I know... I know... I'm a curmudgeon who doesn't understand the industry (industries). Too bad. I'm here to complain, and complain is what I'm going to do, so sit back and watch me do it...
Is this where globalization takes us? Along with food, fashion and technology, are we seeing the graying of art and culture? Is writing as an art becoming the chain store strip that exists in every city, town, village and hamlet across North America? Bland alternatives that appeal to a wide demographic without actually satisfying any one customer in particular? I'm probably not making much sense outside my own mind, but the gist of is it that a novelist should sit down to write a novel, and only a novel. Do not write with the intention of selling the film rights or the television rights. It affects the telling of the story and in the end, although it may sell to a wider audience, it will ultimately leave most of them feeling like they just ate a Wendy's hamburger even though they ordered the filet mignon.
Sorry Ms.

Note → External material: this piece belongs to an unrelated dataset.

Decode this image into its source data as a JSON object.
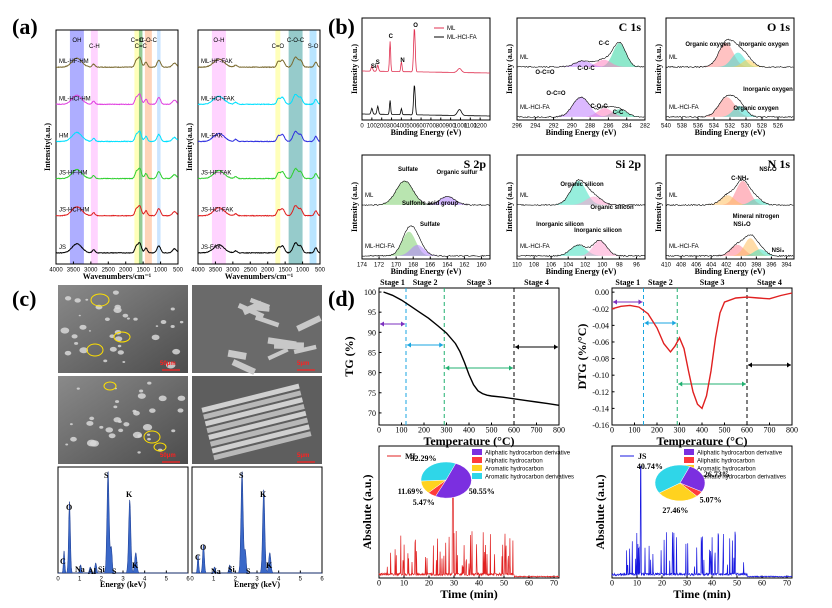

Priest. I know I'm being hard on you. This book doesn't deserve this sort of criticism (it really doesn't) and It's probably not fair. But I couldn't stop reading your book as a movie and that's not right, either. I could not get the non-existent film out of my mind once while reading and therefore I feel obliged to tell the truth about what this book evoked in me: Boneshaker should have been a movie in the first place, and you should have written it. I loved the premise. I loved the plot. I loved so much about this movie... I mean book. I just wish it was in the right medium.